Решение опять было принято мгновенно: Эстер с двухлетней Региной постарается пробраться на юг, а тетю Жанну с двумя детьми она сажает в последний поезд, который уходит из Блуа в неизвестном направлении, но уходит. Барбара вспоминает, как они с братом рыдали в вагоне, а мать, стоя на перроне, отчаянно жестикулировала и пыталась что-то им прокричать. Так или иначе, поезд тронулся. Примерно через сотню километров он остановился посреди поля. Локомотив отцепили от вагонов, и он медленно поехал вперед. Обезглавленный состав остался стоять. Естественно, никто ни о чем не знал. Через несколько часов приехали на машине четверо военных с ручными пулеметами – сопровождать состав. Но куда и как ему было ехать?
Поразительно, но Барбара описывает, как весело играли дети в этих брошенных вагонах, как бегали по длинным узким тамбурам с радостными воплями, счастливые и разгоряченные. Прошла неделя. Время от времени взрослые совершали вылазки в окрестные фермы за продуктами. Потом – за остатками продуктов. Однажды послали детей: те встретили четырех солдат-дезертиров, которые щедро поделились с ними консервами. На пятнадцатый день все услышали в небе гул: к поезду летели три самолета. Один был сбит, два других спускались все ниже. “Мы тогда впервые увидели свастику и не могли оторвать глаз от этих черных крестов на белом крыле. Вдруг из самолетов стали стрелять – как раз по нашей стороне вагона. Ужас, крики. Раненые и убитые. Раненым пришлось целые сутки дожидаться санитарной машины, которая приехала их забрать. Кто-то уже не дождался. Всего мы простояли в поезде посреди равнины Шатийон-Сюр-Эндр двадцать семь дней”.

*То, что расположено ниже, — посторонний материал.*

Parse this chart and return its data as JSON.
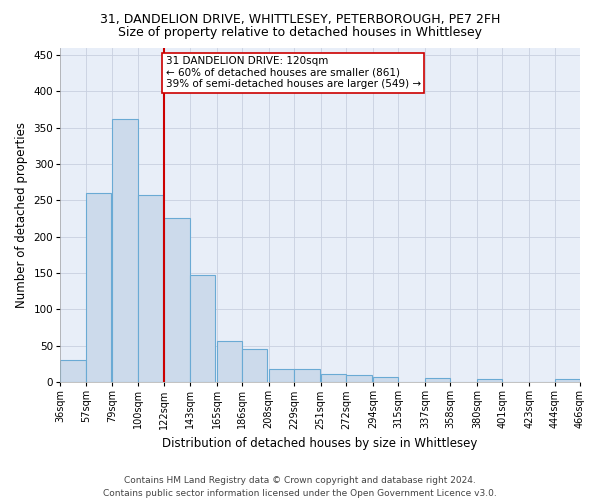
{
  "title_line1": "31, DANDELION DRIVE, WHITTLESEY, PETERBOROUGH, PE7 2FH",
  "title_line2": "Size of property relative to detached houses in Whittlesey",
  "xlabel": "Distribution of detached houses by size in Whittlesey",
  "ylabel": "Number of detached properties",
  "bar_left_edges": [
    36,
    57,
    79,
    100,
    122,
    143,
    165,
    186,
    208,
    229,
    251,
    272,
    294,
    315,
    337,
    358,
    380,
    401,
    423,
    444
  ],
  "bar_heights": [
    31,
    260,
    362,
    257,
    225,
    148,
    56,
    45,
    18,
    18,
    11,
    10,
    7,
    0,
    6,
    0,
    4,
    0,
    0,
    4
  ],
  "bin_width": 21,
  "bar_color": "#ccdaeb",
  "bar_edge_color": "#6aaad4",
  "bar_edge_width": 0.8,
  "reference_line_x": 122,
  "reference_line_color": "#cc0000",
  "annotation_text": "31 DANDELION DRIVE: 120sqm\n← 60% of detached houses are smaller (861)\n39% of semi-detached houses are larger (549) →",
  "annotation_box_color": "#ffffff",
  "annotation_box_edge": "#cc0000",
  "ylim": [
    0,
    460
  ],
  "yticks": [
    0,
    50,
    100,
    150,
    200,
    250,
    300,
    350,
    400,
    450
  ],
  "xtick_labels": [
    "36sqm",
    "57sqm",
    "79sqm",
    "100sqm",
    "122sqm",
    "143sqm",
    "165sqm",
    "186sqm",
    "208sqm",
    "229sqm",
    "251sqm",
    "272sqm",
    "294sqm",
    "315sqm",
    "337sqm",
    "358sqm",
    "380sqm",
    "401sqm",
    "423sqm",
    "444sqm",
    "466sqm"
  ],
  "footer_line1": "Contains HM Land Registry data © Crown copyright and database right 2024.",
  "footer_line2": "Contains public sector information licensed under the Open Government Licence v3.0.",
  "bg_color": "#ffffff",
  "plot_bg_color": "#e8eef8",
  "grid_color": "#c8d0e0",
  "title_fontsize": 9,
  "subtitle_fontsize": 9,
  "axis_label_fontsize": 8.5,
  "tick_fontsize": 7,
  "footer_fontsize": 6.5,
  "annotation_fontsize": 7.5
}
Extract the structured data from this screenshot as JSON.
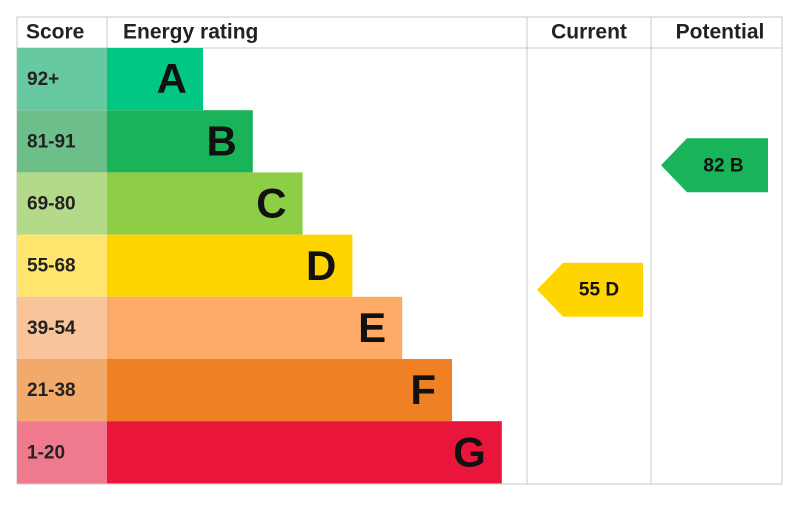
{
  "headers": {
    "score": "Score",
    "rating": "Energy rating",
    "current": "Current",
    "potential": "Potential"
  },
  "rows": [
    {
      "range": "92+",
      "letter": "A",
      "color": "#00c781",
      "cell_color": "#66c9a0"
    },
    {
      "range": "81-91",
      "letter": "B",
      "color": "#19b459",
      "cell_color": "#6dbf8a"
    },
    {
      "range": "69-80",
      "letter": "C",
      "color": "#8dce46",
      "cell_color": "#b3da88"
    },
    {
      "range": "55-68",
      "letter": "D",
      "color": "#ffd500",
      "cell_color": "#fde56e"
    },
    {
      "range": "39-54",
      "letter": "E",
      "color": "#fcaa65",
      "cell_color": "#fac49a"
    },
    {
      "range": "21-38",
      "letter": "F",
      "color": "#ef8023",
      "cell_color": "#f3a96a"
    },
    {
      "range": "1-20",
      "letter": "G",
      "color": "#e9153b",
      "cell_color": "#f07a8d"
    }
  ],
  "current": {
    "score": 55,
    "rating": "D"
  },
  "potential": {
    "score": 82,
    "rating": "B"
  }
}
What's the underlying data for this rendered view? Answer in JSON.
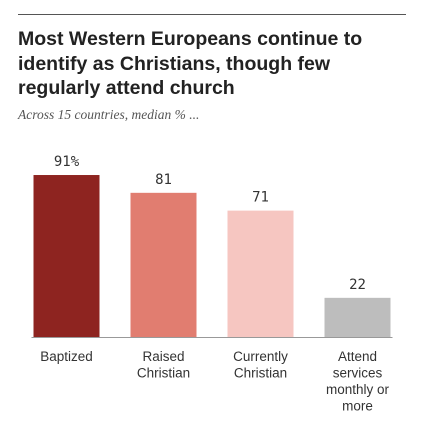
{
  "title": "Most Western Europeans continue to identify as Christians, though few regularly attend church",
  "subtitle": "Across 15 countries, median % ...",
  "chart_data": {
    "type": "bar",
    "title": "Most Western Europeans continue to identify as Christians, though few regularly attend church",
    "subtitle": "Across 15 countries, median % ...",
    "categories": [
      [
        "Baptized"
      ],
      [
        "Raised",
        "Christian"
      ],
      [
        "Currently",
        "Christian"
      ],
      [
        "Attend",
        "services",
        "monthly or",
        "more"
      ]
    ],
    "values": [
      91,
      81,
      71,
      22
    ],
    "value_labels": [
      "91%",
      "81",
      "71",
      "22"
    ],
    "colors": [
      "#8e2420",
      "#e17d70",
      "#f6c6c1",
      "#bdbdbd"
    ],
    "ylim": [
      0,
      100
    ],
    "grid": false,
    "legend": "none"
  }
}
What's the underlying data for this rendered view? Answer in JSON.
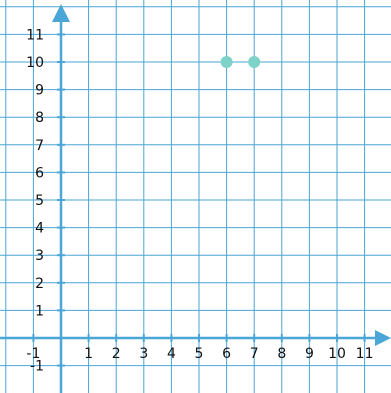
{
  "chart_data": {
    "type": "scatter",
    "title": "",
    "xlabel": "",
    "ylabel": "",
    "xlim": [
      -1,
      11
    ],
    "ylim": [
      -1,
      11
    ],
    "x_ticks": [
      -1,
      1,
      2,
      3,
      4,
      5,
      6,
      7,
      8,
      9,
      10,
      11
    ],
    "y_ticks": [
      -1,
      1,
      2,
      3,
      4,
      5,
      6,
      7,
      8,
      9,
      10,
      11
    ],
    "grid": true,
    "series": [
      {
        "points": [
          {
            "x": 6,
            "y": 10
          },
          {
            "x": 7,
            "y": 10
          }
        ]
      }
    ]
  },
  "colors": {
    "grid": "#4aa6d6",
    "axis": "#4aa6d6",
    "point": "#7dd3c8",
    "tick_text": "#111111"
  }
}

Их возраст – ей девять, брату одиннадцать – был своего рода анестезией от этого кошмара. И поезд для кого-то стал могилой, а для них – площадкой для игр. Только для нее игра – в широком смысле слова, ведь она была не только большим музыкантом, но и артисткой – теперь всегда будет иметь привкус смерти. И в каждой песне она будет умирать – потому что ничего уже больше добавить нельзя, все сказано и сил больше нет. Каждая песня – как маленькая жизнь.
Отец
В конце жизни она вдруг поняла, что любви в ее детстве было мало, очень мало, и даже бабушка не могла восполнить эту недостачу. Моник обожала мать – но та откровенно предпочитала старшего сына, который считался гордостью и надеждой семьи даже тогда, когда был одиннадцатилетним шалопаем и учился не намного лучше сестры. Тетя часто говорила о ренте, которую оставил ее покойный муж племянникам на образование, но тут же добавляла: “Все пойдет на Жана – ведь он мальчик”. Девочке хотелось поделиться с матерью секретами – но в то время Эстер не слишком интересовалась ее вкусами и желаниями, даже ее успехами в школе. “Я не припомню, чтобы хоть раз мы с мамой прогулялись вместе и она спросила меня о том, что мне нравится на занятиях, с кем я дружу, о чем мечтаю”.